Dasa Sloki or Nirvana Dasakam
Dasa Sloki or Nirvana Dasakam
Translated by S. N. Sastri
It is said that the Dasasloki was composed by Sri Sankara spontaneously when Sri Govindapada, whom he approached with a request to be accepted as a disciple, asked him who he was. The ten slokas which have become famous as 'Dasasloki' were Sri Sankara's answer to this question. The gist of these slokas is that he is the pure Atma devoid of the limiting adjuncts in the form of the body, mind and organs.
1. I am not the element earth, nor water, nor fire, nor air, nor ether, nor any of the organs individually, nor all the elements or organs together as a whole. Because of variability (of the limiting adjuncts in the states of waking and dream), the self exists by itself only in deep sleep (without the limiting adjuncts in the form of the senses, mind, etc.). I am that most auspicious, attributeless, non-dual entity who alone remains (when all duality is negated).
Note: In this verse the view of the Charvakas (materialists) that there is no self or Atma different from the body is rejected. The Charvaka system does not accept the existence of a soul different from the body. There are various sub-divisions in the Charvaka school itself. One school holds that the physical body itself is the self, another that the sense organs are the self, yet another that the mind is the self. All these are rejected by Advaita. According to Advaita the individual self, which is identical with Brahman, is devoid of all qualities and is neither a doer nor an experiencer. In the waking state the mind, sense and physical body function with the consciousness derived from the Atma. In the dream state the physical body and senses do not function, but the mind functions and creates various objects. In the deep sleep state the mind too is dormant and the Atma alone is there. In this state also there is experience of happiness and total ignorance of everything, as is proved by the fact that when a person wakes up from sleep he or she says, "I slept happily, I did not know anything". This proves that the Atma, which is pure consciousness, exists in the deep sleep state also. In this state there is nothing but the Atma. The world of duality is only a superimposition on Brahman due to avidya. When self-knowledge arises, this avidya is destroyed and the self alone remains, which can never be negated. This self is pure consciousness, attributeless, and auspicious.
2. Neither the division into castes and stages of life, nor the rules of conduct and duties of the various castes and stages of life apply to me. I have no need for dharana, dhyana or yoga, etc. Since the notions of 'I' and 'mine' which are due to identification with the not-self (body, mind and organs) have gone, I remain as the one auspicious self free from all attributes.

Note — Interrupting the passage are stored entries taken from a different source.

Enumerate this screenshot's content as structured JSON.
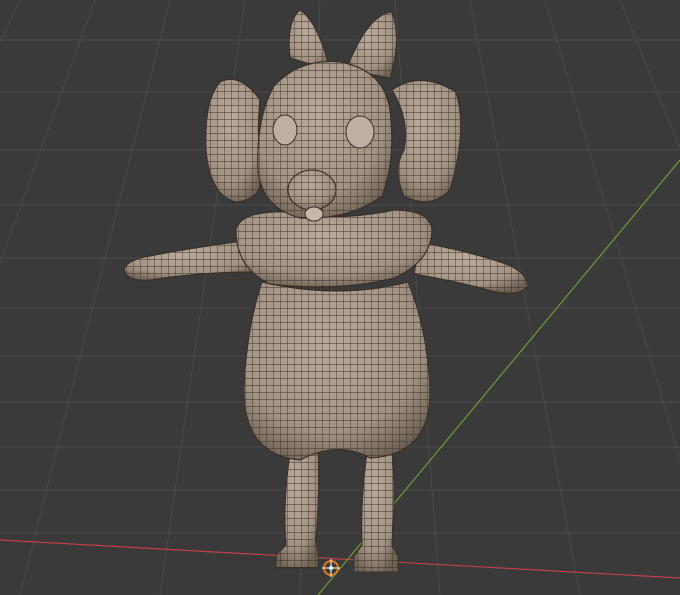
{
  "viewport": {
    "background": "#3a3a3a",
    "grid_color": "#4a4a4a",
    "x_axis_color": "#c0414e",
    "y_axis_color": "#6f9a36",
    "mesh_fill": "#a8998a",
    "mesh_shade": "#7c6f62",
    "wire_color": "#3a3028",
    "origin_marker_color": "#e07a1f"
  },
  "model": {
    "icon": "wireframe-mesh-icon"
  },
  "origin": {
    "icon": "3d-cursor-icon"
  }
}
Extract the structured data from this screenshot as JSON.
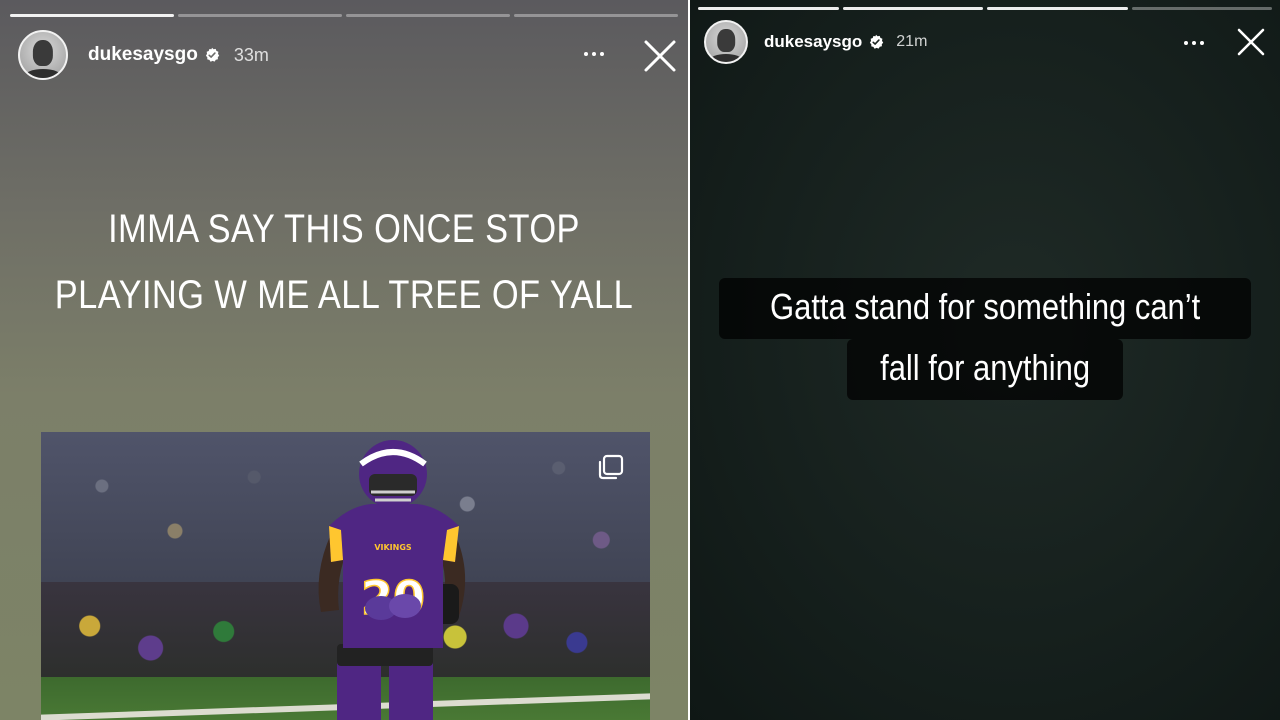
{
  "left_story": {
    "progress_segments": 4,
    "progress_completed": 1,
    "username": "dukesaysgo",
    "time": "33m",
    "headline_lines": [
      "IMMA SAY THIS ONCE STOP",
      "PLAYING W ME ALL TREE OF YALL"
    ],
    "jersey_number": "20",
    "team_wordmark": "VIKINGS"
  },
  "right_story": {
    "progress_segments": 4,
    "progress_completed": 3,
    "username": "dukesaysgo",
    "time": "21m",
    "caption_lines": [
      "Gatta stand for something can’t",
      "fall for anything"
    ]
  },
  "colors": {
    "vikings_purple": "#4f2683",
    "vikings_gold": "#ffc62f",
    "verified_icon": "#ffffff"
  },
  "icons": {
    "more": "more-horizontal-icon",
    "close": "close-x-icon",
    "verified": "verified-badge-icon",
    "multi_photo": "multi-photo-icon"
  }
}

3. The srutis say that in deep sleep there is no mother, nor father, nor gods, nor the worlds, nor the Vedas, nor sacrifices, nor holy places. Nor is there total void, since I exist then as the one auspicious self free from all attributes.
Since the notions of caste, stage of life, etc., are based only on false knowledge (which results in identification with the body, etc.,), it is pointed out that when that (false knowledge) is not there, such notions also do not exist, as in the state of deep sleep.
This sloka is based on the Brihadaranyaka upanishad which says that in the state of deep sleep the father cease to be a father, the mother ceases to be a mother, a thief is no thief, etc.
4. Neither the Sankhya view, nor the Saiva, nor the Pancharatra, nor the Jaina nor the Mimamsaka view, etc., is tenable. Because of the realization of the partless Brahman generated by the Mahavakya, Brahman is absolutely pure (untainted). I remain as the one auspicious self free from all attributes.
5. Brahman has no such thing as upper or lower (part), it has no inside or outside, it has no middle or any 'across', and it has no eastern or western direction, because it is all-pervading like space (or pervades space also). It is one and without parts. I remain as the one auspicious self free from all attributes.
6. Brahman is not white, nor black, nor red, nor yellow; it is not tiny, nor big. It is neither short nor long. It is not knowable since it is of the nature of effulgence. I remain as the one auspicious self free from all attributes.
7. There is neither teacher nor scriptures, neither student nor instruction, neither you nor I, nor this world. The knowledge of one's real nature does not admit of different perceptions. I remain as the one auspicious self free from all attributes.
8. I do not have the state of waking, nor of dream, nor of deep sleep. I am not Visva, or Taijasa, or Praajna. Because all these three states are only the products of ignorance, I am the fourth (beyond these three states). I remain as the one auspicious self free from all attributes.
Note: Visva is the name given to the jiva in the waking state, Taijasa in the dream state, and Praajna in the deep sleep state.
9. The Atma is all-pervading, is the desired goal, is self-existent, and is not dependent on any thing else, while the entire universe which is different from it is unreal. I remain as the one auspicious self free from all attributes.
10. It is not one; how can there be a second different from it? It has neither absoluteness nor non-absoluteness. It is neither void nor non-void since it is devoid of duality. How can I describe that which is the essence of the entire Vedanta!